Çünkü geçmişte umutlandık ama umutlar kırıldı. Ama şimdi karamsarlık kendini temkinli bir umuda evirdi. Kimse barışı bizim kadar isteyemez. Ama acaba yeniden kullanılacak mıyız korkusu var. Altından ne çıkacak? Bu sefer yapılanlar çözüm için mi, çözmemek için mi? Hem Türk hem de Kürt tarafında çözüm istemeyen güçler, süreci sabote eder mi? Madem çözüm konuşuyoruz, neden yılbaşı gecesi Lice’deki operasyonda hiçbir şey yapmayan 10 kişi öldürüldü? KCK operasyonları devam ediyor... Dün 48 kişi, bugün 8 kişi gözaltına alındı.
* Yani?
Müzakereler varsa bu nasıl oluyor? Acaba görüşmeleri istemeyen, sabote etmek isteyen bir kanat mı var? Yoksa görüşmeleri yapıp oyalayarak Kürtleri bitirmek isteyen bir strateji mi var?
* Beklentileriniz nedir? İlk aşamada Kürt hareketinin hükümetten bekledikleri nedir?

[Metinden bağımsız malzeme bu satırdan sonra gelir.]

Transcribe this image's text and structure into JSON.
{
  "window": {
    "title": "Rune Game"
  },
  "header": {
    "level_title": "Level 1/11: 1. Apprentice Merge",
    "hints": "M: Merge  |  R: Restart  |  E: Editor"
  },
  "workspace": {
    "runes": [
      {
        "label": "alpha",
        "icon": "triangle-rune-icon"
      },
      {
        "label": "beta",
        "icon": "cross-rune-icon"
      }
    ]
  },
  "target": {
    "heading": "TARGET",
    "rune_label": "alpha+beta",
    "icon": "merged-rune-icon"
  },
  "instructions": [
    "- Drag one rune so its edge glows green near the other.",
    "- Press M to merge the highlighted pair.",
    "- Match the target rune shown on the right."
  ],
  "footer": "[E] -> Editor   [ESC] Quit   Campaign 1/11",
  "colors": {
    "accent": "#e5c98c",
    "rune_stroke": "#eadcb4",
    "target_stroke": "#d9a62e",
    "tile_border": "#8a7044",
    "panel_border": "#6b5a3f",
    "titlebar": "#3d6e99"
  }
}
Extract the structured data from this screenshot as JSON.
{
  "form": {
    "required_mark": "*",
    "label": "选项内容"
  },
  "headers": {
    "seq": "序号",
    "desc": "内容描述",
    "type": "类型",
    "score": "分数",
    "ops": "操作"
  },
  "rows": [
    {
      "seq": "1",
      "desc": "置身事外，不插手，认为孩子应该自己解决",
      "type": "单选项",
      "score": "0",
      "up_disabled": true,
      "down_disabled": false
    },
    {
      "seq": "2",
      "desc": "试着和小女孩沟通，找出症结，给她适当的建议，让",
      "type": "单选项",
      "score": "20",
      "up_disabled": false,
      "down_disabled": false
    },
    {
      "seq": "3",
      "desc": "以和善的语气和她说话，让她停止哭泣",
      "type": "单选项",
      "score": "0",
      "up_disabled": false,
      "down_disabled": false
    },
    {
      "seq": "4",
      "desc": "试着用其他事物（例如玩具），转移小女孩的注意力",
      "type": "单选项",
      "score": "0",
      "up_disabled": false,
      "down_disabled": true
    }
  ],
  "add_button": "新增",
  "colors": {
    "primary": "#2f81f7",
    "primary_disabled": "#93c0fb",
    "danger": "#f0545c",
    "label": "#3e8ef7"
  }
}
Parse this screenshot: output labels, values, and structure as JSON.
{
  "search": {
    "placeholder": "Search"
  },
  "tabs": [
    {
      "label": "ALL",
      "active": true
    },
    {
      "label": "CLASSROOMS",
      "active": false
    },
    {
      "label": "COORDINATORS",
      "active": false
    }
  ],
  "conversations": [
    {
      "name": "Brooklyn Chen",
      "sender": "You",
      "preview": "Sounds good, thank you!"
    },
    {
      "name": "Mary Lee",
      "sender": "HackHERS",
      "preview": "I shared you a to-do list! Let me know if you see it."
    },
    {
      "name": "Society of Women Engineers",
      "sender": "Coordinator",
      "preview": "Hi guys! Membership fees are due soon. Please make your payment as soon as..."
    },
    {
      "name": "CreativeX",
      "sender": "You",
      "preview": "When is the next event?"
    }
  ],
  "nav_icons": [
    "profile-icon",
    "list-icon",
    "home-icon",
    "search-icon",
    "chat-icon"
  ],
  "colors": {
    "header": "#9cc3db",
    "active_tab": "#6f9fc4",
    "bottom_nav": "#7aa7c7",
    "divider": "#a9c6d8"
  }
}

Devlet, hükümet somut adım atmalı. Öncelikle, Terörle Mücadele Kanunu’ndaki değişikliğin yasallaşması (4. yargı paketinden söz ediyor) lazım. İkinci olarak, anayasa süreci hızlandırılmalı. Anadilde savunma yasası çıkmalı ve hükümet, bir iyi niyet göstergesi olarak, Ceza İnfaz Yasası’nda bir değişiklikle, 20-25 yıl gibi uzun süredir hapiste olanları ve hasta hükümlüleri serbest bırakmalı.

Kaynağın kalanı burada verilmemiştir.